1) $ba \le 1$: We have $ac + cb \le 2ba\le 2$ and thus $2\sqrt[3]{1+ac + cb} + \sqrt[3]{1+2ba} \le 3\sqrt[3]{3}$.

2) $ba > 1$: From $a+b+c+abc = 4$, we have $c = \frac{4-a-b}{ab+1}$. Also, we have $a+b \ge 2\sqrt{ab} > 2$. Thus, we have $$ac + cb = \frac{(4-a-b)(a+b)}{ab + 1} = \frac{4 - (a+b - 2)^2}{ab+1} \le \frac{4 - (2\sqrt{ab} - 2)^2}{ab+1}.$$ Thus, it suffices to prove that $$2\sqrt[3]{1+ \frac{4 - (2\sqrt{ab} - 2)^2}{ab+1}} + \sqrt[3]{1+2ba} \le 3\sqrt[3]{3}.$$ Let $x = \sqrt{ba}$. Then $1 < x \le 2$. It suffices to prove that for $1< x\le 2$, $$2\sqrt[3]{1+ \frac{4 - (2x - 2)^2}{x^2+1}} + \sqrt[3]{1+2x^2} \le 3\sqrt[3]{3}$$ or $$2\sqrt[3]{1 + \frac{2(3x-1)(1-x)}{3(x^2+1)}} + \sqrt[3]{\frac{1+2x^2}{3}} \le 3.$$ Note that $\sqrt[3]{1+u} \le 1 + \frac{u}{3}$ for all $u > -1$ since $(1+\frac{u}{3})^3 - (1+u) = \frac{1}{27}u^2(u+9)$. Thus, it suffices to prove that $$2\left(1 + \frac{1}{3} \frac{2(3x-1)(1-x)}{3(x^2+1)}\right) + \sqrt[3]{\frac{1+2x^2}{3}} \le 3 \tag1$$ or $$\sqrt[3]{\frac{1+2x^2}{3}} \le \frac{21x^2-16x+13}{9(x^2+1)}$$ or $$\frac{1+2x^2}{3} \le \left(\frac{21x^2-16x+13}{9(x^2+1)}\right)^3$$ or $$\frac{2(x-1)^2(-243x^6-486x^5+3051x^4-3996x^3+4527x^2-2102x+977)}{729(x^2+1)^3}\ge 0.$$ It is easy to prove that $-243x^6-486x^5+3051x^4-3996x^3+4527x^2-2102x+977 > 0$ for $1 < x\le 2$.

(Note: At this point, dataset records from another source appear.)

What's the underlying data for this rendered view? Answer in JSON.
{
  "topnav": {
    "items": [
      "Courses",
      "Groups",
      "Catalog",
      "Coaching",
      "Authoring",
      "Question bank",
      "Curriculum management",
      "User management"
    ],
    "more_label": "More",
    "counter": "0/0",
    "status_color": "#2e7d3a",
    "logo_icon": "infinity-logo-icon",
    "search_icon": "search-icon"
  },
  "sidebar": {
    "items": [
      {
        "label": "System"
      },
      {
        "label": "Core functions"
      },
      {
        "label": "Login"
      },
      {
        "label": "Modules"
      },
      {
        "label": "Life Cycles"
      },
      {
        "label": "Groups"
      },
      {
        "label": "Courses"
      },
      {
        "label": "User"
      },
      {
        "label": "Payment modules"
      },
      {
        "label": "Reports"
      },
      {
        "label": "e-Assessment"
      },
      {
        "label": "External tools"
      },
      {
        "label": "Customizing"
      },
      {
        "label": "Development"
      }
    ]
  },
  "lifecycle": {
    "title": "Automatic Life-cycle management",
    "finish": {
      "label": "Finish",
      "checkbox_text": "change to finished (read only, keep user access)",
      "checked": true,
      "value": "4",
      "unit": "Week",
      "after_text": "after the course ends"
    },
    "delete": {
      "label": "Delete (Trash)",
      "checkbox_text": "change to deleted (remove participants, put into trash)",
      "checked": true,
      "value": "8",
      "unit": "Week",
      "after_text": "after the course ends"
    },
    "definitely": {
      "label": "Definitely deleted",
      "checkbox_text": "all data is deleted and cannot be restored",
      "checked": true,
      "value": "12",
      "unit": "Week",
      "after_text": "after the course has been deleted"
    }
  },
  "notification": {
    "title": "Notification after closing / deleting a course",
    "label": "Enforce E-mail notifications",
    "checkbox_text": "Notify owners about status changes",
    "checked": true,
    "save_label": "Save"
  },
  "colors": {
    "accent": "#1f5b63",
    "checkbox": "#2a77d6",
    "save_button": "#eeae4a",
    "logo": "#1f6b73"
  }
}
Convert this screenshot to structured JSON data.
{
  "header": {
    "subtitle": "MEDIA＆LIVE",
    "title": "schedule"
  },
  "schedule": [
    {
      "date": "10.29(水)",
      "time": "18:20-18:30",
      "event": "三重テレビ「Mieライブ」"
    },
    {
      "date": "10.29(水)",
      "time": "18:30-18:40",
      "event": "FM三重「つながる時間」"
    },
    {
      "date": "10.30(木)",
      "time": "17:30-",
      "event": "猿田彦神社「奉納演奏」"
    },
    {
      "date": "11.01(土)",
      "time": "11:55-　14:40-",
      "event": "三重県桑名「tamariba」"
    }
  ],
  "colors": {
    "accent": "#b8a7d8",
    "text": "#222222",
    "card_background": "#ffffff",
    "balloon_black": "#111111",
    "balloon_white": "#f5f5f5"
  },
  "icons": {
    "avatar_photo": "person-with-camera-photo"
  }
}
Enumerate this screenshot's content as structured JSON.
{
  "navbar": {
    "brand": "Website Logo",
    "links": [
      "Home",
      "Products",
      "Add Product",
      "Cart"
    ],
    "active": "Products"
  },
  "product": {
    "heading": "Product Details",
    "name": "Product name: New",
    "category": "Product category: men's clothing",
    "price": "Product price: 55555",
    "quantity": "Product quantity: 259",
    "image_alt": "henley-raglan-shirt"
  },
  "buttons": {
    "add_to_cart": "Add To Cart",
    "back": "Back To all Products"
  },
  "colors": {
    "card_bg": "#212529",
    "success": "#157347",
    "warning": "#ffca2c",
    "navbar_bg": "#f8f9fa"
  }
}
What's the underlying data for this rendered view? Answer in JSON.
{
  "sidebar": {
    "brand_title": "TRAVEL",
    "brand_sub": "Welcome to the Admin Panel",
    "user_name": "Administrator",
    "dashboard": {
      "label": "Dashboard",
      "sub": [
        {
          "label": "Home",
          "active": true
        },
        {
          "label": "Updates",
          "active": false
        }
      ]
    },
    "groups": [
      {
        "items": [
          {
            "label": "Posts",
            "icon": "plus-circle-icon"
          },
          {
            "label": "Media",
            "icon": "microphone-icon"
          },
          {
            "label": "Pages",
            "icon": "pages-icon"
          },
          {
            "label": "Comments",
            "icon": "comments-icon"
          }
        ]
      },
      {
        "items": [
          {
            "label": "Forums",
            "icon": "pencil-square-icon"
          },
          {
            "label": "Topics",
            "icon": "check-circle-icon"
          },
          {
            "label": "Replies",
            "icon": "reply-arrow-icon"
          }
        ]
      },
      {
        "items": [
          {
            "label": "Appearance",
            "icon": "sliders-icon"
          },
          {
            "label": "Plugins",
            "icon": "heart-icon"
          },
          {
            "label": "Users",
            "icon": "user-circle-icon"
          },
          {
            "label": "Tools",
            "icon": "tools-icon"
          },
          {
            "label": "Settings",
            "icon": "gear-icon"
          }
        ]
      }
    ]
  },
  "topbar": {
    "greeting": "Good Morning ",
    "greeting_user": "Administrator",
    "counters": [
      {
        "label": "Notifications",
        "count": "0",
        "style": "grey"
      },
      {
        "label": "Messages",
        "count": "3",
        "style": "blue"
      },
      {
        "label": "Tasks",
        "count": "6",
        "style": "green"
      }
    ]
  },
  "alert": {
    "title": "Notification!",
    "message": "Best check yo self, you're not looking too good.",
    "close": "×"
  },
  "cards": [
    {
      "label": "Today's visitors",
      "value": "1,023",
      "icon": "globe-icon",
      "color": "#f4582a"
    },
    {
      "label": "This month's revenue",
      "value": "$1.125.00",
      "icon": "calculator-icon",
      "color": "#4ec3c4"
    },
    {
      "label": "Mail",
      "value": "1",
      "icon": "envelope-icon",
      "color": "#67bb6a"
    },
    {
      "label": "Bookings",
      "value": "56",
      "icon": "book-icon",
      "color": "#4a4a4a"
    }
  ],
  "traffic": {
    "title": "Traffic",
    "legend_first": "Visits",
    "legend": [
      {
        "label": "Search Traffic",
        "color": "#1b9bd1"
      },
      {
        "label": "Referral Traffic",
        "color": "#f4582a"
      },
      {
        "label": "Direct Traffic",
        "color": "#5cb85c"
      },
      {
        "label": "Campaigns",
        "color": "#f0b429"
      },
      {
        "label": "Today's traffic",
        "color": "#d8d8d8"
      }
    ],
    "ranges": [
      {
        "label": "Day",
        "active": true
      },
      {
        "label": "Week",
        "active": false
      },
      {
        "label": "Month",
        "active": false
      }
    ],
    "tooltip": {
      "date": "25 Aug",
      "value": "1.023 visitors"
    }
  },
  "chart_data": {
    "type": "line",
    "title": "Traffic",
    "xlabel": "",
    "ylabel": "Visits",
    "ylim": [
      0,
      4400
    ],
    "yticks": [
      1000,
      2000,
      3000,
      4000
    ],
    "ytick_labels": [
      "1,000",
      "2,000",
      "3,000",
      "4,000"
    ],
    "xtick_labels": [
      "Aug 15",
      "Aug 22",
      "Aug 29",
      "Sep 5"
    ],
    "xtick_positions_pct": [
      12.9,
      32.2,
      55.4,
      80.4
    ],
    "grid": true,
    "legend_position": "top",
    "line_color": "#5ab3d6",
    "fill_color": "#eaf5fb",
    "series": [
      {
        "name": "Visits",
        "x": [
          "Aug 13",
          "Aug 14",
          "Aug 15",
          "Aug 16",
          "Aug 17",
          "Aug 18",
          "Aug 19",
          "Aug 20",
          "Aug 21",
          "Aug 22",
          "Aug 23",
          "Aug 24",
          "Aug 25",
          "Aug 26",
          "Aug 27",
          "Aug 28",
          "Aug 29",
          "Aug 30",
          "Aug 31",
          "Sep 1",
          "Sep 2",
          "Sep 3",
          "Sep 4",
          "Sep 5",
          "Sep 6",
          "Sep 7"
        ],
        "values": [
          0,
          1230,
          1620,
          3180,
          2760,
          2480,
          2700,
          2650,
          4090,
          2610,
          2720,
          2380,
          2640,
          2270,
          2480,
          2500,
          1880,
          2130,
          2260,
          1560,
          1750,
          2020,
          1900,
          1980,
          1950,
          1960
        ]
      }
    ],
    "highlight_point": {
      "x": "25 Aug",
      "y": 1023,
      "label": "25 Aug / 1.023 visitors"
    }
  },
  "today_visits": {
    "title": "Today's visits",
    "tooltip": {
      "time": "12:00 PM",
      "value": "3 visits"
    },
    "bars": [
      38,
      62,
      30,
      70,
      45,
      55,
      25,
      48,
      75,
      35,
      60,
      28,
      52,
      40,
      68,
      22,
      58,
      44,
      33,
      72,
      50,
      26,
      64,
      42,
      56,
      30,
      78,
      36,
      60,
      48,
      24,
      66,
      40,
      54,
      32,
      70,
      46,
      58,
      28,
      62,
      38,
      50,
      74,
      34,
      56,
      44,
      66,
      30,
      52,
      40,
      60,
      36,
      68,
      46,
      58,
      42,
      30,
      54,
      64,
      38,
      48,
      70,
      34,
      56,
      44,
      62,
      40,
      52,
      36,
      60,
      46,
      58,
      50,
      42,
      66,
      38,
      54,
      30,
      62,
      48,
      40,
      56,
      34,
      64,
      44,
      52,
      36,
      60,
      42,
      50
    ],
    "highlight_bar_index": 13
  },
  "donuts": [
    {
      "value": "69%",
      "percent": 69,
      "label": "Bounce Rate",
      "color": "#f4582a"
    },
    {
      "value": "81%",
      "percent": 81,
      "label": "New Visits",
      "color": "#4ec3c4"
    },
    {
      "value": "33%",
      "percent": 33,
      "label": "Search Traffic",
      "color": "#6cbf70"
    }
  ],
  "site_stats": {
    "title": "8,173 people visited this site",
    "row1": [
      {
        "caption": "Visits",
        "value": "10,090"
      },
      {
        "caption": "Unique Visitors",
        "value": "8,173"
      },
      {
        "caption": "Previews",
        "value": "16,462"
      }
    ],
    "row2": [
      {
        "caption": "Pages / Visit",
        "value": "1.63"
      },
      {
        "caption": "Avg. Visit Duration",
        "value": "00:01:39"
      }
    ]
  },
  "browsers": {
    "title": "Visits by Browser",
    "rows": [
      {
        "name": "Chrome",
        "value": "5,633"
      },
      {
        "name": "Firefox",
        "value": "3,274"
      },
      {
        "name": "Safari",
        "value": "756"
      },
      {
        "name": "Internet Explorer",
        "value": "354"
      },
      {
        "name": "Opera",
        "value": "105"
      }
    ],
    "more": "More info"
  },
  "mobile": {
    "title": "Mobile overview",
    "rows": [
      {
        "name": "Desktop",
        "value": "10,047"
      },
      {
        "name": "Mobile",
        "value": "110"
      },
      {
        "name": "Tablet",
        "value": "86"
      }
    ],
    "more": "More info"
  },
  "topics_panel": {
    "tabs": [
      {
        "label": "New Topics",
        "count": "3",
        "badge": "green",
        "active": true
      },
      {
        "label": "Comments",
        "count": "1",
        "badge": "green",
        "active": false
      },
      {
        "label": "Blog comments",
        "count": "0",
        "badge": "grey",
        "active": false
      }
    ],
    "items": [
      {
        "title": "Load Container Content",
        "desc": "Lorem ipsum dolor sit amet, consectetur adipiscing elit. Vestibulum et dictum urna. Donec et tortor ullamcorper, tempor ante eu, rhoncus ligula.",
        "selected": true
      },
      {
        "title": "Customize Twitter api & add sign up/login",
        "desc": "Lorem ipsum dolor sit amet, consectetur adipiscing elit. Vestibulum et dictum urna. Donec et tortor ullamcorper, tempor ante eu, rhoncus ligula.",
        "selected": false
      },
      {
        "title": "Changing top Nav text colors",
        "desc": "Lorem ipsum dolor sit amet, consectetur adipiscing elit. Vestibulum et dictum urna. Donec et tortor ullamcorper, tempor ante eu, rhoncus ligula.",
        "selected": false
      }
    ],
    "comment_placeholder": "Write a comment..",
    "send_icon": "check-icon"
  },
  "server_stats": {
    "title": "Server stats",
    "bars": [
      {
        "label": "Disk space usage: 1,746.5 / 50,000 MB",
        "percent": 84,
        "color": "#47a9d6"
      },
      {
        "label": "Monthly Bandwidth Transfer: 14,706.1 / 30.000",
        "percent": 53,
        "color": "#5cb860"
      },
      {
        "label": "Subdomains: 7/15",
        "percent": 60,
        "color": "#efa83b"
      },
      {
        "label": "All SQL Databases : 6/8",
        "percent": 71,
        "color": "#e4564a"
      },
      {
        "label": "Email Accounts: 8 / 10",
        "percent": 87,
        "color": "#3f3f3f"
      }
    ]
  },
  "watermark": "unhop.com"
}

EDIT: Indeed, By letting $x = 1 + v$ for $0 < v \le 1$, we have \begin{align} &-243x^6-486x^5+3051x^4-3996x^3+4527x^2-2102x+977\\ =\ & -243v^6-1944v^5-3024v^4-1512v^3+2340v^2+3280v+1728\\ \ge \ & -243v^2-1944v^2-3024v^2-1512v^2+2340v^2+3280v+1728\\ =\ & -4383v^2+3280v+1728\\ \ge \ & -4383v+3280v+1728\\ =\ & -1103v+1728\\ >\ & 0. \end{align} We are done.